Dr. Wright pointed out, for example, that weightlifters consume unusually high amounts of protein, so high levels of serum creatinine in their urine do not necessarily signify kidney dysfunction.

He added that there is some discussion in the heart failure community regarding older patients who typically have little muscle mass.

“Creatinine may not be as good a reflection of their kidney function because the creatinine is a derivative of broken-down protein,” he said.

“And if you don’t eat a lot of protein or have a lot of protein in your body, then the creatinine clearance may be misleading,” he said.

“This [study] continues to connect the kidney and the heart in a cardiorenal loop,” said Dr. Morgan. “Early albumin excretion is an opportunity to be alerted to not only developing kidney disease but heart failure risk as well.”

Dr. Morgan felt that the study’s findings might affect medications prescribed and medical follow-up, “providing the opportunity for preventive cardiac care, as opposed to interventive cardiac care.”

Dr. Andrew Clark, chair of clinical cardiology and head of the department of Academic Cardiology at Hull York Medical School, who was also not involved in the study, cautioned against basing all patient care on these new findings.

“The study is looking at associations between abnormalities in renal function and outcomes and cannot prove a causative link,” he said, pointing out a limitation of an observational study.

“In more-or-less any clinical scenario, worsening renal function is associated with worse outcomes, but that doesn’t mean it is the renal dysfunction causing the problem. Any causative association might be the other way round: heart failure potentially causes proteinuria, [abnormal amounts of protein in the urine],” explained Dr. Clark.

He also noted the link the researchers found between these substances and heart failure “might simply arise from the fact that the same precursors cause both outcomes. So, for example, high blood pressure and diabetes both cause renal and heart damage.”
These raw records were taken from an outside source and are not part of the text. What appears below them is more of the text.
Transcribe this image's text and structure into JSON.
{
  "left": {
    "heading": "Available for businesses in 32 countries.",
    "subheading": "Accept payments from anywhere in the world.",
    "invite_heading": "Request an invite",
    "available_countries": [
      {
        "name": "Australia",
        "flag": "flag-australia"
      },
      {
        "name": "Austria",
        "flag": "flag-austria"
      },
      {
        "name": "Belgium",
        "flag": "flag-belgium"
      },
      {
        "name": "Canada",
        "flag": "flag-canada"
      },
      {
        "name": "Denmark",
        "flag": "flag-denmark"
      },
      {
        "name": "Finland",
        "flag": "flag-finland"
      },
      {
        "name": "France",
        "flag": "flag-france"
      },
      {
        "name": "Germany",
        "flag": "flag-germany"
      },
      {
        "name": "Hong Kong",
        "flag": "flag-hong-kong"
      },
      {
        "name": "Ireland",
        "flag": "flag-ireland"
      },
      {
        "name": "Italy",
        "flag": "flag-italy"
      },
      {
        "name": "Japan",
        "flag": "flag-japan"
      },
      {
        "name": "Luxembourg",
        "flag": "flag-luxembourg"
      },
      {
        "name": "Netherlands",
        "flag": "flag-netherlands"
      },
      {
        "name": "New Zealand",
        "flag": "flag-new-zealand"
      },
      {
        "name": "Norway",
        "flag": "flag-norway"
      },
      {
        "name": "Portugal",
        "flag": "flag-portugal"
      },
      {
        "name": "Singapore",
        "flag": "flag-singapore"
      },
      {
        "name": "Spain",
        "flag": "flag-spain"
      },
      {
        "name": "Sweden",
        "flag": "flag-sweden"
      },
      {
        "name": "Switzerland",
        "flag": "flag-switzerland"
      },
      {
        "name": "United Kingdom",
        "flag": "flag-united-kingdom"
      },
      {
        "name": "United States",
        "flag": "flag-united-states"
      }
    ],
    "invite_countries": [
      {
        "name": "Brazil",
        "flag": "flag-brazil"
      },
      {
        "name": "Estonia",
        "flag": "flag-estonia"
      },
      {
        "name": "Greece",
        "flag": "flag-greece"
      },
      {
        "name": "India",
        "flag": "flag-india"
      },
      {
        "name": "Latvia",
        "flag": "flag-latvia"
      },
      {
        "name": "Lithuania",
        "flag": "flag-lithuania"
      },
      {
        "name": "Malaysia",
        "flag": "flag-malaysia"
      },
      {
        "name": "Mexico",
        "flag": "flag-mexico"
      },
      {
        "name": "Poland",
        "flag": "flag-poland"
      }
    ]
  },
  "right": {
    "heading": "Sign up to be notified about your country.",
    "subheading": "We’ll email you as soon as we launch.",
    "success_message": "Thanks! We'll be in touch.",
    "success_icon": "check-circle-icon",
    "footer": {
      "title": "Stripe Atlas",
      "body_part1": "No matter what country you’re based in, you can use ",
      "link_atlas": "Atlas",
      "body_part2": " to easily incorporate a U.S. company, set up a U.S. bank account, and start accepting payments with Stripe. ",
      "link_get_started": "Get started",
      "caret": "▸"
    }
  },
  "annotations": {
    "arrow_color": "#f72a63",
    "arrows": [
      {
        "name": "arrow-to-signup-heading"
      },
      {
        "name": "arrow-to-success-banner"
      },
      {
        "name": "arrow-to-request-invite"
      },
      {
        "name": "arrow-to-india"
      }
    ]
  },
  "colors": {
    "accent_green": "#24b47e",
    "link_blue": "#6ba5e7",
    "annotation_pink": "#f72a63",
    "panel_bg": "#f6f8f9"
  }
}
“I think they did a good job, as good as can be done with this type of database. I do believe the conclusions are sound that people who are having worse renal function markers are more likely to develop heart failure. The question is then, ‘what do you do with that?’,” said Dr. Wright.

One thing, he suggested, was including a simple urine test measuring UAE and serum creatinine during checkups—a test he suspects few doctors prescribe.

“It’s an inexpensive, easy-to-do test, and it carries a lot of prognostic information,” he said.

If the loss of renal function is tied to heart failure as more than a symptom, can the loss be reversed?

“Not really — renal function declines steadily with age,” said Dr. Morgan.

While this loss is inevitable with time, Dr. Wright said it was possible to slow it down.

“I tell my patients that we can slow it by about half by giving appropriate medicines. And there’s several now that have proven to do that in randomized trials,” he said.

Dr. Morgan cited several medications for this purpose, including ACE inhibitors.